I followed a ketogenic/low carb diet for decades. I believed carbs were fattening. If I could get my carbs low enough, the keto experts told me, I’d lose weight and be able to effortlessly control my eating. In fact, “overeating” was an illusion, as far as weight was concerned! Calories don’t count on keto, they said. I heard similar claims made on the podcasts I listened to recently. Like many who currently follow low carb diets, I struggled with overeating cheese, nuts, and low carb treats. My weight was 15-20 lbs higher than it is now. I no longer follow a keto or very low carb diet, although I am carb-conscious.

A ketogenic diet did not magically melt off my weight, and it did nothing to control my overeating/emotional eating/cravings. On one of the keto podcasts I recently listened to, the keto author said he recently decided to cut out nuts because he was eating ~1,000 calories of them per day and noticed a rash on his face. Going from 1,000 calories of nuts (about 5.5 oz) to no nuts exemplifies black and white thinking. Why not just…eat 1 oz of nuts? Because doing that is hard for many people. Nuts are delicious. With a lot of time and inner work, I can now limit my nut (including peanut butter!) consumption…even though I eat CARBS! Shouldn’t I be riddled with cravings and unable to control my eating? Keto does not cure emotional eating, or wanting to eat food because it is delicious.

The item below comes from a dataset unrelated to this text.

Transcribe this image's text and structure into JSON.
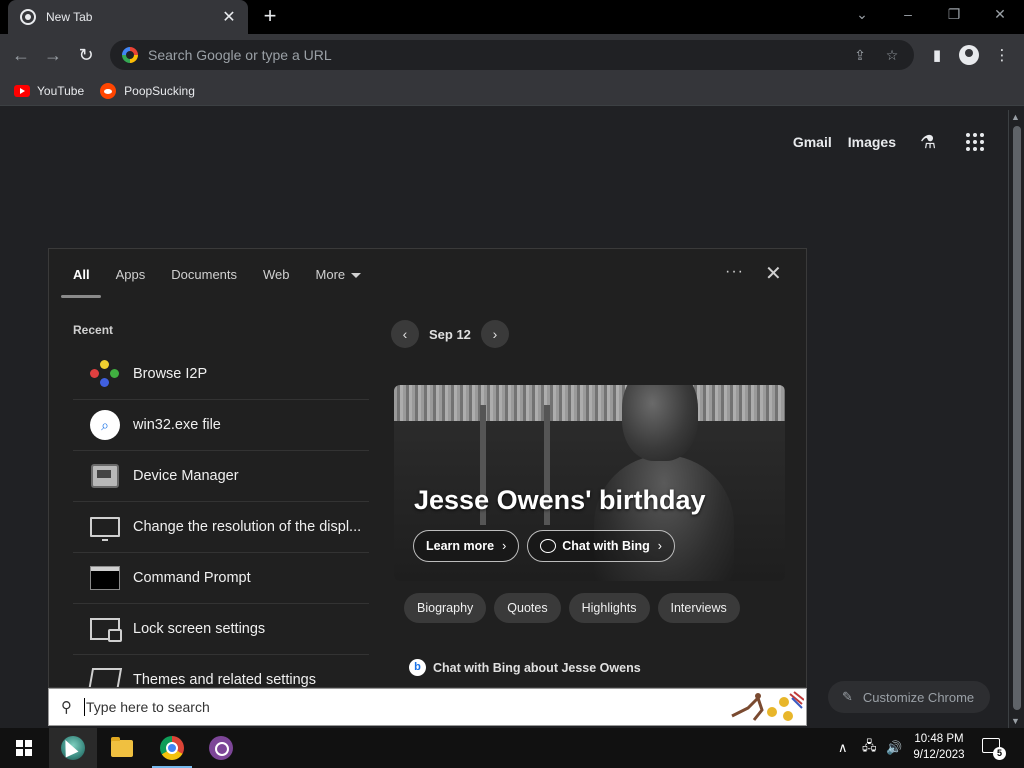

Keto may very well truly control hunger on a biochemical/physiological level. But humans eat food for all kinds of reasons that have little to do with physical hunger. We eat when happy, sad, stressed, and celebrating with friends. We eat food because our mom made it. Food is love. Food calms our nerves. Food is comfort. Eating keto does not eliminate feelings of deprivation and restriction. It is important to note, however, that “deprivation” and “restriction” are subjective. Some people may not feel deprived or restricted on keto. But others might, especially when family members and friends eat foods forbidden on a ketogenic diet.

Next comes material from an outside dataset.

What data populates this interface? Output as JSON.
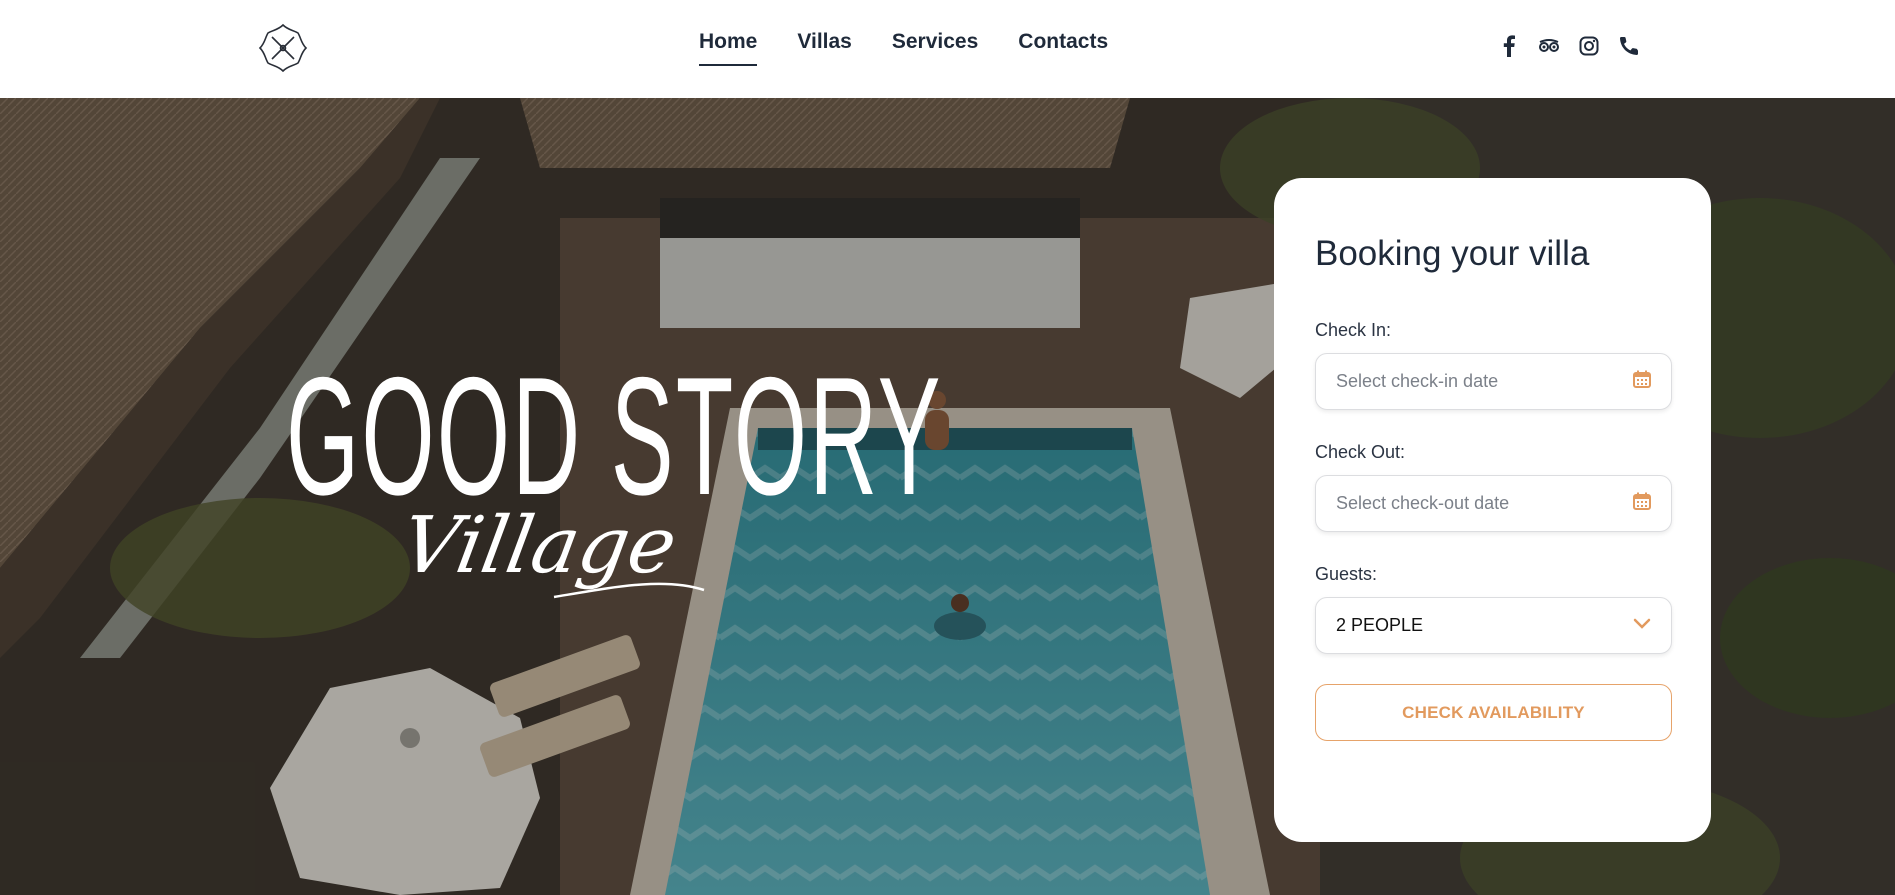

Sugar, refined carbs, and processed junk are not health foods. This point is underscored by most successful diet strategies, including keto. I am not suggesting all foods are created equal and can be eaten in moderation. And, if keto works for an individual and helps them lose weight while also improving markers of health and well-being, fine. But many people will struggle with keto, or any diet, because diet alone with not fully resolve emotional eating issues. Giving up sugar and junk food and refined carbs is a crucial first step. For many, this step is difficult to make both initially and long term. The best diet in the world will not work if an individual can not overcome their emotional barriers to following it consistently.

So, what can the emotional eater who wants to lose weight do? Address the physiology of weight regulation through healthy diet and lifestyle as well as the emotional realm which can thwart the best of intentions to consistently engage in those behaviors. Over time, taste preferences and eating habits change. Sugar will not always beckon with such intensity.